Customers and co-workers can't imagine mornings — or Seattle's coffee scene — without him.

"We had a daily morning routine with my Vivace doughnut addiction. I am not sure if I'll be able to buy another doughnut from someone else. We had a system," Brandon Carr wrote at SeattleBikeBlog.com, one of several websites with outpourings of love and sadness for Fairbrother.

Brad Mumbrue, a regular at Vivace's Alley 24 location near the REI flagship store in Seattle, said the place is diminished without him. "Having him here made you want to linger. He brought a sense of community."

Fairbrother also knew how to pull an espresso shot and to treat employees fairly, said Vivace co-owner David Schomer.

"He created a balanced organization to counter my impulsiveness," Schomer said. "If I had a good training with somebody, I'd give them a raise. Brian said, 'You can't do that. You have to be very systematic.' "

When Schomer and Vivace's other owner, Geneva Sullivan, got divorced several years ago, they gave Fairbrother one share of the business, making him the tiebreaker for any future business squabbles.

"He was so perfectly trustable," Sullivan said. "When Brian said something to you, it was a very kind honesty, but you knew you were getting the story. You never had to read between the lines with the man."

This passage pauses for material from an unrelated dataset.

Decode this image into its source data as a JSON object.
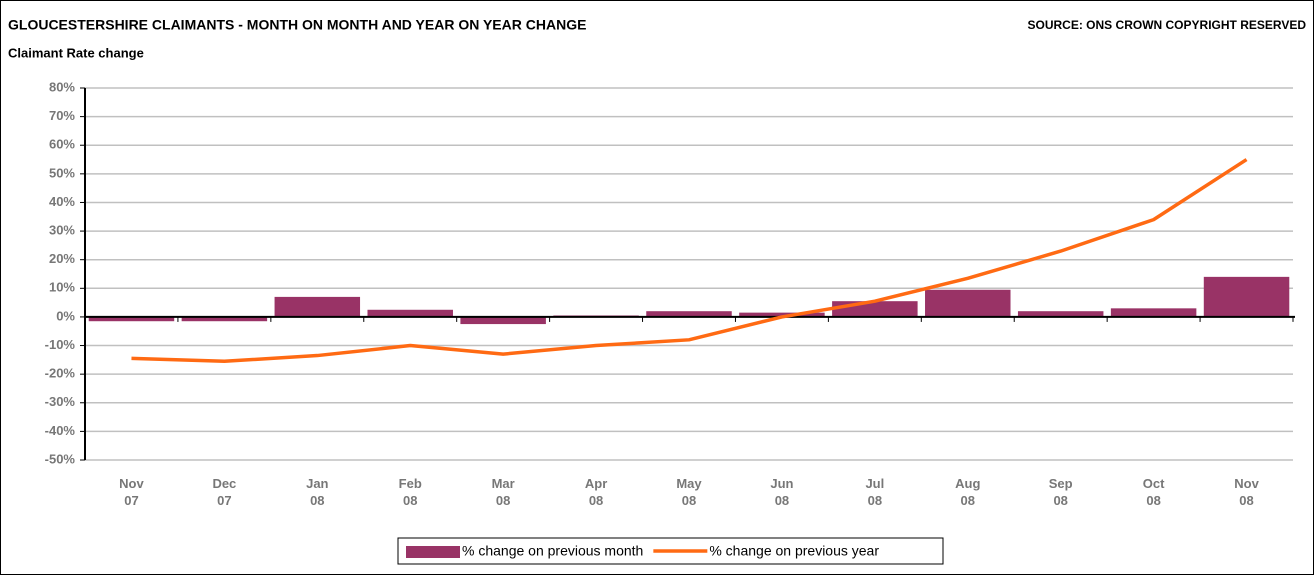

Sullivan met Fairbrother in the mid-80s, when he moved to Seattle from Maine and they both danced for the same belly-dancing troupe. He started working for Vivace in 1989, when it was a coffee cart on Capitol Hill.

Fairbrother eventually became general manager over all three of Vivace's locations and directly oversaw its Alley 24 shop. Like all great baristas, Fairbrother easily made conversation, sharing with customers his enthusiasms outside the coffee bar.

He belonged to a Spanish-language book club and was an amazing cook, said Lisa Parsons, who manages Vivace's sidewalk espresso bar at 321 Broadway E.

"I've never known a more intellectually curious person," said Parsons. She said Fairbrother loved the color orange, pagan celebrations including May Day, and traveling to India and Mexico.

"When he first had the accident, a lot of us wore nothing but orange," she said.

In the '90s, Fairbrother commissioned the "Sacred Shrine of Caffeina, Goddess of the Waking Day" that's painted on a rock near the sidewalk espresso bar.

"I'm an urban pagan, and I see the goddess emanating in all sorts of ways," Fairbrother explained.

People who worked with him admired his skill with coffee and people.

"He's iconic as a barista," said Christopher Nicely Abel Alameda, a barista at Intelligentsia Coffee in Los Angeles who used to work for Vivace.

He remembers Fairbrother's response to a neck tattoo Alameda got while he worked there.

"I was actually afraid," Alameda said. "But he said, 'If that's how you express yourself, well then, there it is.' We had people with funny-colored hair, too, but as long as you worked hard, you had that level of protection and encouragement to be yourself."

Fairbrother crashed his bicycle on stairs near 1177 Fairview Ave. N. around 6 p.m. on Aug. 30. He was unconscious but still breathing when medics arrived, according to a Seattle Fire Department report. They took him to Harborview Medical Center, where he died Thursday.